Isso não é verdade. O estado tem basicamente ensino médio, a maior parte do fundamental é encargo da prefeitura. Segundo, a educação estadual utiliza boa parte de recursos do Fundeb para se financiar. Então, é equivocada essa posição ou facilmente contestável.

E qual o sentimento?

Claro que nos sentimos preteridos. Por que um funcionário público que faz a mesma função que eu vai receber antes? Por que um professor da Secretaria de Educação recebe antes que nós, que somos vinculados à Ciência e Tecnologia? São três meses de salários e bolsas atrasados. É inadmissível, aviltante. Foram feitas escolhas e a UERJ não esteve nessas escolhas. Não colocar a quinta maior universidade do país nas suas escolhas, não há dúvida de que é equivocado. [Pelo ranking divulgado pelo MEC, em 2017, a UERJ é a 26ª colocada. No Ranking Universitário 2016 do jornal Folha de S. Paulo, é a 13ª]. Sem investir nas universidades estaduais, elas se tornam caras, porque ficam sem qualquer capacidade de resposta para a sociedade.

Há planos para que essa situação nunca mais se repita?

A universidade é pública e continuará sendo pública, então a maior parte dos recursos devem vir do Tesouro estadual. Temos outras fontes: uma própria, em que a aplicação de pesquisas podem reverter em dinheiro para a universidade, ou pela realização de convênios nacionais e internacionais. Isso já existe, mas são 5% do Orçamento. Aumentar essas fontes alternativas é importante, mas nunca vão chegar a 80%. A ideia é que seja de 10% ou 15%. Podemos desenvolver alternativas de captação de recursos por doações, como acontece em outros lugares do mundo? Sim. Pode ser por incentivo fiscal? Pode. E passaríamos a fazer parte do pensamento dos empresários e ex-alunos que hoje são expoentes em diversas áreas. Mas, volto a dizer, a maior parte é do Tesouro estadual.
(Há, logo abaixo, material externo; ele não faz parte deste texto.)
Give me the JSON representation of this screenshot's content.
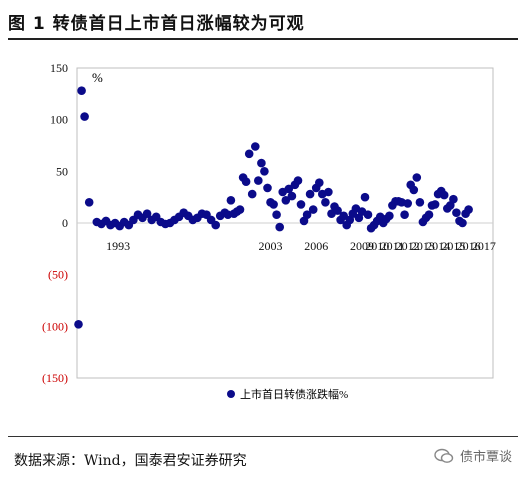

Doações à universidades públicas são um tabu no Brasil. Como lidar com isso? A cobrança de mensalidades proporcionais à renda também é uma hipótese?

Mensalidade, não. Sou contra. Realmente, trabalhar por doações e outras fontes por convênios com entes públicos ou privados é taxado por parcelas da comunidade como privatização da universidade. É um grupo que sempre vai existir, mas, felizmente, não é a maioria. Até a crise que estamos passando ajuda a desmistificar essa questão, porque mostra o quanto somos dependentes de fontes alternativas de receita. Estou com eles apenas na defesa de que não se cobre dos alunos. De resto, precisamos abrir o leque.